Ce chapitre a été douloureux. 
Pour énormément de raisons. Déjà... Parce qu'on arrive à la fin de quelque chose. Et ensuite... Je vous laisse lire. 
Avec cette chanson qui m'a accompagnée énormément dans l'écriture de tout le livre. ) 

 Alcestia s'élance vers sa mère, vers l'autel, là où tous sont rassemblés afin de faire ployer ce serpent, ce dragon qui de ses griffes étrangle Hillmoore depuis des décennies.
Mais Helen... Helen ne peut la laisser approcher.
Faisant fi de sa blessure, la contrebandière glisse sur le marbre, bloque son ancienne élève du tranchant de son épée.
"Laisse-moi!" Lance la Maréchale, toutes les nuances de la colère et de l'inquiétude se disputant le masque de sa froideur militaire.
"Navré," Helen la repousse plus loin dans l'allée, l'écartant de son but. "Nous avons encore une affaire en suspens."

Leur duel reprend, sans qu'aucune ne fasse de concession, ne cède un pouce de terrain.

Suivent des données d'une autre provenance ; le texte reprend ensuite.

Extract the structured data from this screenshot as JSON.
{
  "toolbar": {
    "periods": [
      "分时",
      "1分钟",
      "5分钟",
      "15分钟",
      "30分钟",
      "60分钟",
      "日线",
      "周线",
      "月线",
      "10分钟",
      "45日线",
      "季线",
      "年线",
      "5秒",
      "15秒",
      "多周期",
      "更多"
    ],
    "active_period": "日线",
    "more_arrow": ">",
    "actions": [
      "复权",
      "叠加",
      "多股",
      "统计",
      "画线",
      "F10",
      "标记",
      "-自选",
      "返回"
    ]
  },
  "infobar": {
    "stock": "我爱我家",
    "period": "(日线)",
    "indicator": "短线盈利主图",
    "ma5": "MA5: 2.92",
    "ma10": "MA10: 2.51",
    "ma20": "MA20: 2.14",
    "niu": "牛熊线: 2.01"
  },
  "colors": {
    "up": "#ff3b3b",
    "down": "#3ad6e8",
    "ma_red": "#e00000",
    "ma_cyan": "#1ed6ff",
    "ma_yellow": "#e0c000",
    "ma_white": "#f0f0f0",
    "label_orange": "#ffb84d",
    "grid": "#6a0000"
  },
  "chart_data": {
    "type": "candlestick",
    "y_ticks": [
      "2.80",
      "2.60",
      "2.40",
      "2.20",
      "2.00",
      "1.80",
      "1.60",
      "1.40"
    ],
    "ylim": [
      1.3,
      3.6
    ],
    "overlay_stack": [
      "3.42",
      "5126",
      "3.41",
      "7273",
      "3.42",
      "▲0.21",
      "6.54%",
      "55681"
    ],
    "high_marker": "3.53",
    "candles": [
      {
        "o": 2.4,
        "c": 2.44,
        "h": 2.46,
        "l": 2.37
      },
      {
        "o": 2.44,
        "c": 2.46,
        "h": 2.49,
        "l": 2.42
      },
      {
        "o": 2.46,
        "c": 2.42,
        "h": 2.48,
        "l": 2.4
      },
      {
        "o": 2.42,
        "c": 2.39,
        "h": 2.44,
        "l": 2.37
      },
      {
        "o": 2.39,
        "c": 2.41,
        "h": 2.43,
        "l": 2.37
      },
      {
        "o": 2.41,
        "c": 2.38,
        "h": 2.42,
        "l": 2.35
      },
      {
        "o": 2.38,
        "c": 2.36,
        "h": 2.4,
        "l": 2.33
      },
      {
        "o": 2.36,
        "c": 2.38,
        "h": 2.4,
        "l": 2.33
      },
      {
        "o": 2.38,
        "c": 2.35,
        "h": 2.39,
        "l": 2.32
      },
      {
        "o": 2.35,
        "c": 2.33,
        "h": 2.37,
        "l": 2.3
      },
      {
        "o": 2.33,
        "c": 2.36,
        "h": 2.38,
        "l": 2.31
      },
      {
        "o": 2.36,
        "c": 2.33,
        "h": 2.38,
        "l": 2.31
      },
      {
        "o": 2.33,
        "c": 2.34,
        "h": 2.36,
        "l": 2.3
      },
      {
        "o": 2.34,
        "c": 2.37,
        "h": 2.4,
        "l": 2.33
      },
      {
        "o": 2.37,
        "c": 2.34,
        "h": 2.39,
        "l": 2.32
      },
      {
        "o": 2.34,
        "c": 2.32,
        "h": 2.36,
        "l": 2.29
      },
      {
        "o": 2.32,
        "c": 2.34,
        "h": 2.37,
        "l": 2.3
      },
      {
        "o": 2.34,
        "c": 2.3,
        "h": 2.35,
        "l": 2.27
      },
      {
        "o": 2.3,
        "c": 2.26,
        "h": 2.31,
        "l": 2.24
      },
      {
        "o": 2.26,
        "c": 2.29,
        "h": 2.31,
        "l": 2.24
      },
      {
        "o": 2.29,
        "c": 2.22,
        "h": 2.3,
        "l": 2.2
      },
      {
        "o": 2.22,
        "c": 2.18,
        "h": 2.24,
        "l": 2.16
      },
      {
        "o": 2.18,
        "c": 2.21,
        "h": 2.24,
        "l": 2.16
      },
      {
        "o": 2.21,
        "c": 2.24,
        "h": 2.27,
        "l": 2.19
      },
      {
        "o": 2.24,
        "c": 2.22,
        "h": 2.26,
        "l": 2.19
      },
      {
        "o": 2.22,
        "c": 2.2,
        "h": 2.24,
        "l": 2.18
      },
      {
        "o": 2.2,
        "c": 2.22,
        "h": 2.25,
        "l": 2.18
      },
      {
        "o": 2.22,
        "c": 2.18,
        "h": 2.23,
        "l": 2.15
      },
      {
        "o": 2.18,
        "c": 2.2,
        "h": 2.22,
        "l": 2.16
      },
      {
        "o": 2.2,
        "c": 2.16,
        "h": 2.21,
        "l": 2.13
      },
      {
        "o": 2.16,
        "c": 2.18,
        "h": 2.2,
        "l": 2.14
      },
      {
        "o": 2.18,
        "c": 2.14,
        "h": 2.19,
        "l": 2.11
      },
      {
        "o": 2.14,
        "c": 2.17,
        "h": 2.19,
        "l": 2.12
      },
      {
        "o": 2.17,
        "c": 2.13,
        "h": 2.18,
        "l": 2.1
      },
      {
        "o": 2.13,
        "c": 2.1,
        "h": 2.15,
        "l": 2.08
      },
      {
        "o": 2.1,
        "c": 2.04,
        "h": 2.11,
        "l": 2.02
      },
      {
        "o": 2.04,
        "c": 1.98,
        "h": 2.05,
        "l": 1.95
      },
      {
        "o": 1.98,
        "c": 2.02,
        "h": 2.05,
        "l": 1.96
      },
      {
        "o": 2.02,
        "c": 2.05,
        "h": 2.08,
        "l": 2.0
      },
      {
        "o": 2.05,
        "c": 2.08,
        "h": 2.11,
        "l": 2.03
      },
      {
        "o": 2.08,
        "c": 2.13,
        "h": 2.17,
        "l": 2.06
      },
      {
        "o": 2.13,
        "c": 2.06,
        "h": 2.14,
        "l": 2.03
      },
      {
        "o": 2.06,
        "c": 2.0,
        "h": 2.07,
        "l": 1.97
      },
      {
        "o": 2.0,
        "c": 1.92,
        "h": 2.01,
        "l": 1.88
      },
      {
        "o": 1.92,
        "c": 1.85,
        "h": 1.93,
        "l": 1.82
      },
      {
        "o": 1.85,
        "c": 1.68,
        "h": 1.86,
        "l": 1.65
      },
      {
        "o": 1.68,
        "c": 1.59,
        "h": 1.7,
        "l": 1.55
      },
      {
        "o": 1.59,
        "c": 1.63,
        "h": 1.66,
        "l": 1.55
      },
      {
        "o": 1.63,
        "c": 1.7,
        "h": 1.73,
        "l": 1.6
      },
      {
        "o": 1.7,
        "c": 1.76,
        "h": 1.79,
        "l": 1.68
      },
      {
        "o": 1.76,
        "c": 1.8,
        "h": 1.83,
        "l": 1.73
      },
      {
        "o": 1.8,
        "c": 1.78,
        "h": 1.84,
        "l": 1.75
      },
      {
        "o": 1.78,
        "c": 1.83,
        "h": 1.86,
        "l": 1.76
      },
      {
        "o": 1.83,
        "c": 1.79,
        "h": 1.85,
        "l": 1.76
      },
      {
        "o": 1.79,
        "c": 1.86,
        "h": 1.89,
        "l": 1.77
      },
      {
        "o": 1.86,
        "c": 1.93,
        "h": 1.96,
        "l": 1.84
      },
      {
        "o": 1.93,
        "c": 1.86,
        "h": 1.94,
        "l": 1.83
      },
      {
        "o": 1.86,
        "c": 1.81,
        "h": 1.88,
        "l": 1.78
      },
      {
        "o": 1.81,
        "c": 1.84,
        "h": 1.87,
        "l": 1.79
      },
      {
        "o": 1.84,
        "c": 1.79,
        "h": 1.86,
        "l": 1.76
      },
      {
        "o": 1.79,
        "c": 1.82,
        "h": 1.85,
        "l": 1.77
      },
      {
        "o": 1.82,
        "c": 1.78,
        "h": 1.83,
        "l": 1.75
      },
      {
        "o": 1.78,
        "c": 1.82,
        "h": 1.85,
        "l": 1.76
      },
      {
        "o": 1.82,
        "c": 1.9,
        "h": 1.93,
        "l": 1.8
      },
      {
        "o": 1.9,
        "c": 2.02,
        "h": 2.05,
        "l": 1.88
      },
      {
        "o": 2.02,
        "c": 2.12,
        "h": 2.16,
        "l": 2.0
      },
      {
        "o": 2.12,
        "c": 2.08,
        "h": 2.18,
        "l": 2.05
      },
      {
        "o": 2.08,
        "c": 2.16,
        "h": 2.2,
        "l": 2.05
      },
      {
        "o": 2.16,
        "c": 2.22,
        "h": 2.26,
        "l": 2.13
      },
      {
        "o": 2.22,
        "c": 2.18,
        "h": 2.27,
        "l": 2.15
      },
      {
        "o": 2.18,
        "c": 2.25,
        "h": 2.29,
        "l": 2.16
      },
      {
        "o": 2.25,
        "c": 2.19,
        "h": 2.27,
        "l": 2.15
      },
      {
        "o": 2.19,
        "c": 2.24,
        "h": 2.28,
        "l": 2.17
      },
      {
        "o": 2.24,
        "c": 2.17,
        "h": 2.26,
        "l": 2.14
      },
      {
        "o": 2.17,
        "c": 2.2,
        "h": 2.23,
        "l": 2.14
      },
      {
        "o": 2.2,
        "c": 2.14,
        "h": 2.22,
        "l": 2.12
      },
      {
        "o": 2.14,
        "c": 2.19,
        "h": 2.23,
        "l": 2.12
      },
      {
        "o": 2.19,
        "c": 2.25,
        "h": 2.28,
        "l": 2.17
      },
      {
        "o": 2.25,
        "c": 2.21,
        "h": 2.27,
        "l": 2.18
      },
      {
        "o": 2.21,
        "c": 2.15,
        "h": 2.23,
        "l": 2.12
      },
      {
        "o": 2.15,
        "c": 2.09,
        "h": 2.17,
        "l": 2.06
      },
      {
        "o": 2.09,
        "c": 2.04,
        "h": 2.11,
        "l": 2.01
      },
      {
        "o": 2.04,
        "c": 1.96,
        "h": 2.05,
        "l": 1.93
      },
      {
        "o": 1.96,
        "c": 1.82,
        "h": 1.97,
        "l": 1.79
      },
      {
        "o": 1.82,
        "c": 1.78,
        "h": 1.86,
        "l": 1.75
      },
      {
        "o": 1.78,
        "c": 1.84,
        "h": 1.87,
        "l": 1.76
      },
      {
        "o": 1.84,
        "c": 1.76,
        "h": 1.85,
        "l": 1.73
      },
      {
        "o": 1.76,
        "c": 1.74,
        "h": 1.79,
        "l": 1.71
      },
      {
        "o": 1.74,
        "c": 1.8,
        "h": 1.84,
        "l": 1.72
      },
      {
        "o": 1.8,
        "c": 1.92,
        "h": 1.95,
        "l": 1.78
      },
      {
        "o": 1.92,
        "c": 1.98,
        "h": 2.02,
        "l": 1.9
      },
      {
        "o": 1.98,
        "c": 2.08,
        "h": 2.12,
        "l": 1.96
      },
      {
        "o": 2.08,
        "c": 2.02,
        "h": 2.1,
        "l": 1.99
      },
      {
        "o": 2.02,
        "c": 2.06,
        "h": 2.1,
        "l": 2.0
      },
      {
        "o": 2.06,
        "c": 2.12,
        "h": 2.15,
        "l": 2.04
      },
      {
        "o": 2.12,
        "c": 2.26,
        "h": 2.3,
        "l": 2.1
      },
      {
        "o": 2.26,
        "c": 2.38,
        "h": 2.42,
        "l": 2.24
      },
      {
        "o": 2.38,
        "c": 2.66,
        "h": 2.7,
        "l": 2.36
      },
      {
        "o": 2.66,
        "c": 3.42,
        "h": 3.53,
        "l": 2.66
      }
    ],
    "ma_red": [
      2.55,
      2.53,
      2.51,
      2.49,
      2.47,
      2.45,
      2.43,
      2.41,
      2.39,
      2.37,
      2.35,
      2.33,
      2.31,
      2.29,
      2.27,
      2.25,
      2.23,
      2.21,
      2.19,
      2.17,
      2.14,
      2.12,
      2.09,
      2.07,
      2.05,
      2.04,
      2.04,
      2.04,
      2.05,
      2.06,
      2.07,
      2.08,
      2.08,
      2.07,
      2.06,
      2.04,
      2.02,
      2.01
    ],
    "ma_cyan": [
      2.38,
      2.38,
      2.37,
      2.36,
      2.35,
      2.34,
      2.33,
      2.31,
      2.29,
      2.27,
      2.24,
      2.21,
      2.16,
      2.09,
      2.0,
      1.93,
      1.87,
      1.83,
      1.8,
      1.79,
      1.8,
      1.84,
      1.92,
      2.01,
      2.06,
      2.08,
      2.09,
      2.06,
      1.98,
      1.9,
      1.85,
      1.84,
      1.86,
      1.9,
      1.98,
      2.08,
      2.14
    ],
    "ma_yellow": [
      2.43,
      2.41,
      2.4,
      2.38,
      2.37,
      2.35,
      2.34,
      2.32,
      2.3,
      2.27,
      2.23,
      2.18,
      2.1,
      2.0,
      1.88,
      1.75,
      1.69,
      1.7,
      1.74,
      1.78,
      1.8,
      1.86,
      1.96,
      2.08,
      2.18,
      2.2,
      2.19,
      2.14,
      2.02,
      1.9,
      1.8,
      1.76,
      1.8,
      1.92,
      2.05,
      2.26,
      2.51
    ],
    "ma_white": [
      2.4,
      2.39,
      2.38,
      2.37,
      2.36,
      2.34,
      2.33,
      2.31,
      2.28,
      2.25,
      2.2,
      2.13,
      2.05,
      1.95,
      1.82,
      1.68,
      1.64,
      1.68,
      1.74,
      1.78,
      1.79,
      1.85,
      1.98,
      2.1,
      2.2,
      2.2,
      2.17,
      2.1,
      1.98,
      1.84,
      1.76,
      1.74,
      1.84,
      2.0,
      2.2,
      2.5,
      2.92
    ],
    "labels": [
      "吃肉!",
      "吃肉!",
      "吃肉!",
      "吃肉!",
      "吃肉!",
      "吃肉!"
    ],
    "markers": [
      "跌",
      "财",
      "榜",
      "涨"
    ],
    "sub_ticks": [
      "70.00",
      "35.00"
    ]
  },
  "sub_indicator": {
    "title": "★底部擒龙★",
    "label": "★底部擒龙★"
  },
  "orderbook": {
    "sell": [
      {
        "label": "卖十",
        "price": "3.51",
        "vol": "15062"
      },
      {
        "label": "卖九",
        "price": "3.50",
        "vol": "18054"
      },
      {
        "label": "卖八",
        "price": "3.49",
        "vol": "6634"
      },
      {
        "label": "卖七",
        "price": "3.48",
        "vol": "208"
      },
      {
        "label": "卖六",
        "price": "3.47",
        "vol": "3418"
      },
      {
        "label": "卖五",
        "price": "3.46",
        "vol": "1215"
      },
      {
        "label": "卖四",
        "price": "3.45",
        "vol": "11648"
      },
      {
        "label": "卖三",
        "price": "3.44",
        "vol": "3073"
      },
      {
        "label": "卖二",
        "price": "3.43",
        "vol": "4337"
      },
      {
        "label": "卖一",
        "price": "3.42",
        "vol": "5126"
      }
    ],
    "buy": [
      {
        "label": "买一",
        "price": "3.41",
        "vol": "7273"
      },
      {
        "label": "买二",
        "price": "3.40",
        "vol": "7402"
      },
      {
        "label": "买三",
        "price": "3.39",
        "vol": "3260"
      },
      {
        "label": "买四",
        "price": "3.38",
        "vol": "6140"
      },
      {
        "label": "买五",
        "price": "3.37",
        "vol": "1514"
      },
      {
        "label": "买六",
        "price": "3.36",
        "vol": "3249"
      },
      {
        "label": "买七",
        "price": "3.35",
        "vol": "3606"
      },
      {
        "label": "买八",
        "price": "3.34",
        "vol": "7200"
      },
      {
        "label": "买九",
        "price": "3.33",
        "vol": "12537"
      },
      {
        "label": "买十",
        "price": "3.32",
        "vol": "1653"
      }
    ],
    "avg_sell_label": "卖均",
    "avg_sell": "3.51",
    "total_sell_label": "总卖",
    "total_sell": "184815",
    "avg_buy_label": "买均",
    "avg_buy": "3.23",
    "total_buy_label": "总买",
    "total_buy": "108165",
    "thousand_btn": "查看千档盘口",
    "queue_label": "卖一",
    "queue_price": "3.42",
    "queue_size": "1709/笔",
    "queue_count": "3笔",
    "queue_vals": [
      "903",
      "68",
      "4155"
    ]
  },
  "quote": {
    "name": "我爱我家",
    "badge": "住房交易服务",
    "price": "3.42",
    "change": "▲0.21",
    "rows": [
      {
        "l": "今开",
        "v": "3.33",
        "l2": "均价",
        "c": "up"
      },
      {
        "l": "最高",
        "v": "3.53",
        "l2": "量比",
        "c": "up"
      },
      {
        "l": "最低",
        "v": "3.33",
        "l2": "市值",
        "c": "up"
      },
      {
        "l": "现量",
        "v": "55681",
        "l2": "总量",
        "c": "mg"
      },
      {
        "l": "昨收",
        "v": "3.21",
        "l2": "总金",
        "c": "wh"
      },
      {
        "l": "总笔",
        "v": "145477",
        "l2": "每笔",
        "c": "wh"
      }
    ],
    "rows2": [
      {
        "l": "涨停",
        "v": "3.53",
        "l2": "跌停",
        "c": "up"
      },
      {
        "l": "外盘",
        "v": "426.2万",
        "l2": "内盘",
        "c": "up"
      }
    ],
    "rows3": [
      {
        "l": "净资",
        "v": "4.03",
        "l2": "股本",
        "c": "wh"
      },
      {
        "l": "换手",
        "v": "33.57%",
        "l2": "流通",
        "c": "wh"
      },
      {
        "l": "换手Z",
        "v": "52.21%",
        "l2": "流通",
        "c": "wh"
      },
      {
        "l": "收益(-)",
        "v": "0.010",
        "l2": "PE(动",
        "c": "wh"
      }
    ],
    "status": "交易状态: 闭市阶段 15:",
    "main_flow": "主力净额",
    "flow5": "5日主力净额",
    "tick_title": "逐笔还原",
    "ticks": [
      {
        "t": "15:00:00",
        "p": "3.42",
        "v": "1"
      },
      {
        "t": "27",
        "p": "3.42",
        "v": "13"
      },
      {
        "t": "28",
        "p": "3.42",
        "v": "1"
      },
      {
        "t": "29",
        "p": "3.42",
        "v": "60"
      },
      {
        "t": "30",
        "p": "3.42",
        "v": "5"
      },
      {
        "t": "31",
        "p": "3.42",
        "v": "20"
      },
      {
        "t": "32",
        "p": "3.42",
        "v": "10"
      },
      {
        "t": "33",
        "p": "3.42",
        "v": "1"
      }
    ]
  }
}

Mais, et Enora le constate non sans soulagement, Alcestia ne semble plus autant dominer la partie, trop occupée à vouloir rejoindre sa mère, trop fatiguée sans doute de sa longue échauffourée avec deux des plus habiles bretteurs de Sulver.
Tant mieux... Car sur l'autel, ils ont fort à faire.
Tally, même encerclée, ses Gardes désarmés un à un par les sabreurs, refuse de plier. Malgré la menace de l'explosion imminente, malgré le danger...
Enora... ne dit rien. Se fond dans l'ombre, disparaît... contourne le marbre au centre de la nef...

"Vas-y, garde du corps..." tance la Lady, ses yeux exorbités, maniaques... "Vas-y! Qu'est-ce que tu attends! Appuis sur ce bouton! Tues-nous! Tous! Fais-le!"
"Vous allez nous faire exécuter!" Les gens de la Haute sont affolés, sortent de leurs cachettes. "S'il vous plaît, non! Pitié non!" Ils se mettent à genoux. Implorent, les mains tendues, les lèvres tremblantes.
"Ils n'oseront pas," s'esclaffe la Lady, "Ils n'ont pas ce qu'il faut! Aucun courage!"

 Emyl ne semble pas impressionné par cette démonstration de folie.
Toujours stoïque, il tourne son regard vers Nightingale, semble lui demander la permission d'agir. Si l'un d'entre eux peut décider de leur destin... C'est bien celui par qui la paix doit arriver.
Le Ménestrel caresse du bout du doigt le morceau de tissu noué à son poignet. Et baisse doucement la tête.
Emyl hoche la sienne. Approche son pouce du bouton sous les vagissements désespérés des paons en velours se roulant sur le sol...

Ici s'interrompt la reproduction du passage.